12. Player choice is a big part of the game, and more than 30 hours of interactive cutscenes have been incorporated into Odyssey. If you aren’t particularly into story, well, that’s a choice, too. “As a narrative director I would be lying if I said that I didn’t care if people didn’t resonate with story and didn’t want to experience story, because I think that story is very important to establish a connection between the player and the game,” MacCoubrey says. “But I do understand very much that for some people, story is something that they don’t want to get invested in. So we do accommodate players in the way that, yes, they still have to interact with dialogue in order to progress through the story, but you can skip through dialogue as you’re going through. There’s always a push-through option to make sure you can get through dialogue and you can skip through cinematics.”

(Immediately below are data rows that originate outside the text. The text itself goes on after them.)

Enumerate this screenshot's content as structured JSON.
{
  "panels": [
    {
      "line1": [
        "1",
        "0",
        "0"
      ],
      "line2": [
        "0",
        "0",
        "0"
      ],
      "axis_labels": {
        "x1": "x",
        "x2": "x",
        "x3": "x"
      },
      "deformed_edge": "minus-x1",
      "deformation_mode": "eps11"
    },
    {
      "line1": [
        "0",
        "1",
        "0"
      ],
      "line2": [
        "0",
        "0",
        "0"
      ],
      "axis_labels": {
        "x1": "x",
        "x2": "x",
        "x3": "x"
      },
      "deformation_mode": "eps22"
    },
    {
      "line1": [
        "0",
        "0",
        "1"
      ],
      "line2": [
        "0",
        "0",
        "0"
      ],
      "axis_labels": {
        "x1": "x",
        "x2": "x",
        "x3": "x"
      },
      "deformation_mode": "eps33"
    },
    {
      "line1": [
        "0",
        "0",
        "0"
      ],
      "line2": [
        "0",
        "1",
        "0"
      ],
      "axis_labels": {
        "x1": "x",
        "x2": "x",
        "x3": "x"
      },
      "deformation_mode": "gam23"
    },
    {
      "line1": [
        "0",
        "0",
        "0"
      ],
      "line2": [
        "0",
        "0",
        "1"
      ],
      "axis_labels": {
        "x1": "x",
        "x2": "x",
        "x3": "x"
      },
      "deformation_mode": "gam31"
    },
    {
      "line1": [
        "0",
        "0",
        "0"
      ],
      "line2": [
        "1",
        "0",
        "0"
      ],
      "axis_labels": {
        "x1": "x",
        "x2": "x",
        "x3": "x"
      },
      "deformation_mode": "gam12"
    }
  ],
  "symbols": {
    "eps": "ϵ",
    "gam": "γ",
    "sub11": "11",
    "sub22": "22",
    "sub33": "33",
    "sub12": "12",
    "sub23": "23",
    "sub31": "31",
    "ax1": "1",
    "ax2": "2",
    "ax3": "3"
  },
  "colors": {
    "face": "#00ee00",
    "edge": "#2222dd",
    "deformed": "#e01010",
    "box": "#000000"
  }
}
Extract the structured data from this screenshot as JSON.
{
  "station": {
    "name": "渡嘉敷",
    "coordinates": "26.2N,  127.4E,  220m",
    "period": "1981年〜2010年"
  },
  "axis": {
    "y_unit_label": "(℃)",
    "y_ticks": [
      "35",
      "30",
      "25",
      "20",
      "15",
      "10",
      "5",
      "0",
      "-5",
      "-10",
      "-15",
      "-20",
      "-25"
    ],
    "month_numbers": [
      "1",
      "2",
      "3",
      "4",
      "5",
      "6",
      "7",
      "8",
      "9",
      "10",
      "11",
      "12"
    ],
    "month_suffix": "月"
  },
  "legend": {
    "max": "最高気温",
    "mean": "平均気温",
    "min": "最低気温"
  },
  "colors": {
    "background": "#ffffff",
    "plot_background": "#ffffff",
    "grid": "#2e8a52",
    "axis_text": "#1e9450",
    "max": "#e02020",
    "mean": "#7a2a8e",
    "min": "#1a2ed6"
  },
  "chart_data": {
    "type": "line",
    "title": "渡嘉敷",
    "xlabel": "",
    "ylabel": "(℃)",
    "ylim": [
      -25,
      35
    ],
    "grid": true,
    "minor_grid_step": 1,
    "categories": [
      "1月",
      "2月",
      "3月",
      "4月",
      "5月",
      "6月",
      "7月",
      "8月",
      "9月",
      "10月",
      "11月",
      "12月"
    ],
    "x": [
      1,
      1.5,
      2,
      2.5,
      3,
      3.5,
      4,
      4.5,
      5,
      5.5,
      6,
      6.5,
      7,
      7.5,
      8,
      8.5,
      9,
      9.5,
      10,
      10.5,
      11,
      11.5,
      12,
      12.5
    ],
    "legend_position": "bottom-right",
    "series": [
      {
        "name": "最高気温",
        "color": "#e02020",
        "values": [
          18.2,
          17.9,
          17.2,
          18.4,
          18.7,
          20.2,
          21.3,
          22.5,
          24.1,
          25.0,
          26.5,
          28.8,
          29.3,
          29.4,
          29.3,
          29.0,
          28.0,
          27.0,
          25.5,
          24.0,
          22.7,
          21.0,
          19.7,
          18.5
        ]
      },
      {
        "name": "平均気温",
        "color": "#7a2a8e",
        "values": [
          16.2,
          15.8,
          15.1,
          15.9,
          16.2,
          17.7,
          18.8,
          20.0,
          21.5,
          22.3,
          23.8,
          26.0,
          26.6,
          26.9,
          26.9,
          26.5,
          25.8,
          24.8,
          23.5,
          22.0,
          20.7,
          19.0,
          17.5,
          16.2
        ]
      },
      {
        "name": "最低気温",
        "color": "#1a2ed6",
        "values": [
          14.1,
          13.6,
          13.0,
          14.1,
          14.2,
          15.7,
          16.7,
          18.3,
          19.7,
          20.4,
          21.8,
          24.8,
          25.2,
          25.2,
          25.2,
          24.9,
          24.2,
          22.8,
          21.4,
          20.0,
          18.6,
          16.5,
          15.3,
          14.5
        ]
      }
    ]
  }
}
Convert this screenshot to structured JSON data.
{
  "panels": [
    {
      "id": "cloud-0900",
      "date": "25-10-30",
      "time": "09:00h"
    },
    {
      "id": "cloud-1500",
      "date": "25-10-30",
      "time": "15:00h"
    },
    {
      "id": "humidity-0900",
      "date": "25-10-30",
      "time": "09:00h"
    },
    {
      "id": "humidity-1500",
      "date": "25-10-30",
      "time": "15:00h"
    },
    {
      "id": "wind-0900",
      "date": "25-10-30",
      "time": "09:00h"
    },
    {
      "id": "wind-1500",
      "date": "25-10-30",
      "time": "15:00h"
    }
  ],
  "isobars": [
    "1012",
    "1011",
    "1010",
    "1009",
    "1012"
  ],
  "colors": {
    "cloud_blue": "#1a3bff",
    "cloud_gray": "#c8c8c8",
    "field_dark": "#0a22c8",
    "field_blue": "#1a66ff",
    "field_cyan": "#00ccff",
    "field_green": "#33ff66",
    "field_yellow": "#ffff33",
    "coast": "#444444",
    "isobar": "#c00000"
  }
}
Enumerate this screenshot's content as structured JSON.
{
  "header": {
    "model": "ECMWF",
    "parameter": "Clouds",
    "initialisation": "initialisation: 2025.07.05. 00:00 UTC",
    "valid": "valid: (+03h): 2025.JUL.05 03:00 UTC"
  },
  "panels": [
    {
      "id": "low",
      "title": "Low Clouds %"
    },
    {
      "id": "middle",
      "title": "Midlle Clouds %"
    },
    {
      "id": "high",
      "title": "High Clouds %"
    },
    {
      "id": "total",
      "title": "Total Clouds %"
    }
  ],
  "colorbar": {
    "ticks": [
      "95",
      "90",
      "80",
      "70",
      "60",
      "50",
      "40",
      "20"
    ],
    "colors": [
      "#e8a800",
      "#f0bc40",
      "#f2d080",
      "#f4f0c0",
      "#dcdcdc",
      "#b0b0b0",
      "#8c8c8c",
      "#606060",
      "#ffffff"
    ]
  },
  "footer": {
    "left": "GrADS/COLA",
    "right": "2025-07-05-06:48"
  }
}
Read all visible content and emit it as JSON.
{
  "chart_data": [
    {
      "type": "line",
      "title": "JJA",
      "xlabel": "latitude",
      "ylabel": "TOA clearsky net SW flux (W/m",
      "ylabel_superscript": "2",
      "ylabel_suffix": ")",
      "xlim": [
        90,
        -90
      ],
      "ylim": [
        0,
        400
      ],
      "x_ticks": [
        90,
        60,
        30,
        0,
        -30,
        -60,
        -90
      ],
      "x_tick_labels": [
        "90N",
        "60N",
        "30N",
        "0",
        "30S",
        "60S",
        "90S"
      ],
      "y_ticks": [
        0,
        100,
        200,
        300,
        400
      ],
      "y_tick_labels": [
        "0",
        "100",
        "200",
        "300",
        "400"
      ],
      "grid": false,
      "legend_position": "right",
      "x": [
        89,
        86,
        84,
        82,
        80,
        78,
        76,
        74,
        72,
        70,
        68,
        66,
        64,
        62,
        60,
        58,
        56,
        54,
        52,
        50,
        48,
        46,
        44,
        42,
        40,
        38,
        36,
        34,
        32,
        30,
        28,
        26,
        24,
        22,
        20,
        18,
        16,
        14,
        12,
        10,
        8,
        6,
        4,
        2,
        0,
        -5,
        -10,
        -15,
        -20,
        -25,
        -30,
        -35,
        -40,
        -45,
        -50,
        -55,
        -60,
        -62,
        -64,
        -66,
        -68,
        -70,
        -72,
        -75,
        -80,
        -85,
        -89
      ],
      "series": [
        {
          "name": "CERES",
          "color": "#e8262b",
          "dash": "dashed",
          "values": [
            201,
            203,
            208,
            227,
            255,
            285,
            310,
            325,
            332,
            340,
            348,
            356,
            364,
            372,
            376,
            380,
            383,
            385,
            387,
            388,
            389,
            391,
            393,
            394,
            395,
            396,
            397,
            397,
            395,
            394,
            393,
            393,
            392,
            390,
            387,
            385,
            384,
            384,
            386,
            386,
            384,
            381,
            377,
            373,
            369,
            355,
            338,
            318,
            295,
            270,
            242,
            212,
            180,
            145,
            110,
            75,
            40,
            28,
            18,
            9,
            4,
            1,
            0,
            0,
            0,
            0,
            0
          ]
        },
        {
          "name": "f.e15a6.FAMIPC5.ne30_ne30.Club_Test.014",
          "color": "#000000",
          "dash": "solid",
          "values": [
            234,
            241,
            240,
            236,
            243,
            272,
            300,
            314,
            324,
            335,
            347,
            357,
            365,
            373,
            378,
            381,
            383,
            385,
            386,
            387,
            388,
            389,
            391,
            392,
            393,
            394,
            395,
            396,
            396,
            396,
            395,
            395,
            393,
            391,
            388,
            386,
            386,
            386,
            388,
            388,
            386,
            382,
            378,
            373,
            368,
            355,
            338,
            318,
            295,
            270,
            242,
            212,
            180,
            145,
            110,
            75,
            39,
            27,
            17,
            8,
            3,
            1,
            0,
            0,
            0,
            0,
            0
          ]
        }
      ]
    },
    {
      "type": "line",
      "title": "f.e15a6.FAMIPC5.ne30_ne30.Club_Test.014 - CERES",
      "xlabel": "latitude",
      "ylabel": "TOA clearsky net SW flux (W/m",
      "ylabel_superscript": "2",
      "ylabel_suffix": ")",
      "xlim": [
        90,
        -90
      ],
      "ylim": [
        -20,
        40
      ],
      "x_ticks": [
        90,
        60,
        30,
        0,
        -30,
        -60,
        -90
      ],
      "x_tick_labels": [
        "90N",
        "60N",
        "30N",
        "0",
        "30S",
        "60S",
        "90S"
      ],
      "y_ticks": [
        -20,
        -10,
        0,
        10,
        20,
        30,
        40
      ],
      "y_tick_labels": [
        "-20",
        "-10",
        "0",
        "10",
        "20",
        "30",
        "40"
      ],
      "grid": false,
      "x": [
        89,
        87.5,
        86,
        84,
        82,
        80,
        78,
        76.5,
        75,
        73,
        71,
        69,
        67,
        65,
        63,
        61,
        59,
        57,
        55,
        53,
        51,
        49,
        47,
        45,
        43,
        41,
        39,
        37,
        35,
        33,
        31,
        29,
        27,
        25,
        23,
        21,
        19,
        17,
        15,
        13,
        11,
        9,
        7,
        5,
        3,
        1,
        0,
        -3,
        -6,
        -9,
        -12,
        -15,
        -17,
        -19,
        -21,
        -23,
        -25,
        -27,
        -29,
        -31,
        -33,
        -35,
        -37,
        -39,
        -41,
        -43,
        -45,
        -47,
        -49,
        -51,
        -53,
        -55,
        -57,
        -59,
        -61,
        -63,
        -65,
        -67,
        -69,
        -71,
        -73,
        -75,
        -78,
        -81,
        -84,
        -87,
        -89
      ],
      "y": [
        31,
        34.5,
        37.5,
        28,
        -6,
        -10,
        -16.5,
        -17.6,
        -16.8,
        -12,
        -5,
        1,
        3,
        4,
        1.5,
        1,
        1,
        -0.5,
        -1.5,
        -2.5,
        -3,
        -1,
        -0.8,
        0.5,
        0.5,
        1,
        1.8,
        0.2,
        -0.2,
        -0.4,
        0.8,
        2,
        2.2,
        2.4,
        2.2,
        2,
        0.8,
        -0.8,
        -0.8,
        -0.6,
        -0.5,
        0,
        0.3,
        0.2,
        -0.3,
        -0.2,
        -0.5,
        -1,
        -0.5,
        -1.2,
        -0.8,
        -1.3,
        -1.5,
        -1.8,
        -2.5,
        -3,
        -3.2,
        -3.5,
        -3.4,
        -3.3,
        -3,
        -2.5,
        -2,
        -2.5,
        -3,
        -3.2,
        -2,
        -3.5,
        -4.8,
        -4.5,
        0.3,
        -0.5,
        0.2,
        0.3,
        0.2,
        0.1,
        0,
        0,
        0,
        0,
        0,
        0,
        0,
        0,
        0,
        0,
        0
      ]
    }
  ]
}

13. Weather is dynamic and beautiful (if you don’t mind getting wet). “As you travel around you’ll come across different atmospheres and you’ll hit some places that are foggy, some places that are rainy, some places that are stormy, because we have reintroduced a full weather system into Odyssey,” says world director Ben Hall. “So you’ll see the sun-bleached skies, but you’ll also see the thunderstorms on the ocean and the waves and everything. It’s pretty dramatic and pretty cool, and it all happens dynamically.”
14. With Origins, Ubisoft Montreal shifted away from the reactive, counter-focused combat from previous Assassin’s Creed games in favor of a more aggressive, action-based system. Phillips says the fact that your character has a First Civilization artifact in Odyssey changes combat even further. “You have the spear of Leonidas, which allows you to parry, you’re going to be parrying much more often, but we wanted you to be dodging, rolling, moving around the fight much more often than you might have in Assassin’s Creed Origins. The pace of the combat is a little bit quicker, you need to be a little more reactive within the fight at the core.”
15. Players square off with several different factions in Assassin’s Creed Odyssey. “We’ve got the Spartans, which are sort of the more crazed, up-close dangerous fighters,” Phillips says. “They will go berserk and do more damage when they get low on health. We’ve got the Athenians, which are a bit more tactical. They will use archers and shields. Bandits will be ever present, attacking everyone, and they use quick get in, get out, move fast and get away tactics. And then we have what we initially called micro factions.” The Daughters of Artemis follow the goddess of the hunt, and they see themselves as protectors of animals, using pets like bears to keep forests safe. The Followers of Ares are a crazed cult that does the opposite, sacrificing animals in the name of the god of war. “They’re really nuts to fight,” Phillips says. Then there are the Cultist Guards, who Phillips says are the best trained, best geared and toughest soldiers in the world. They seem to be of particular interest – there’s a tab devoted to them on the menu.
Assassin’s Creed Odyssey is coming to PlayStation 4, Xbox One, and PC on October 5.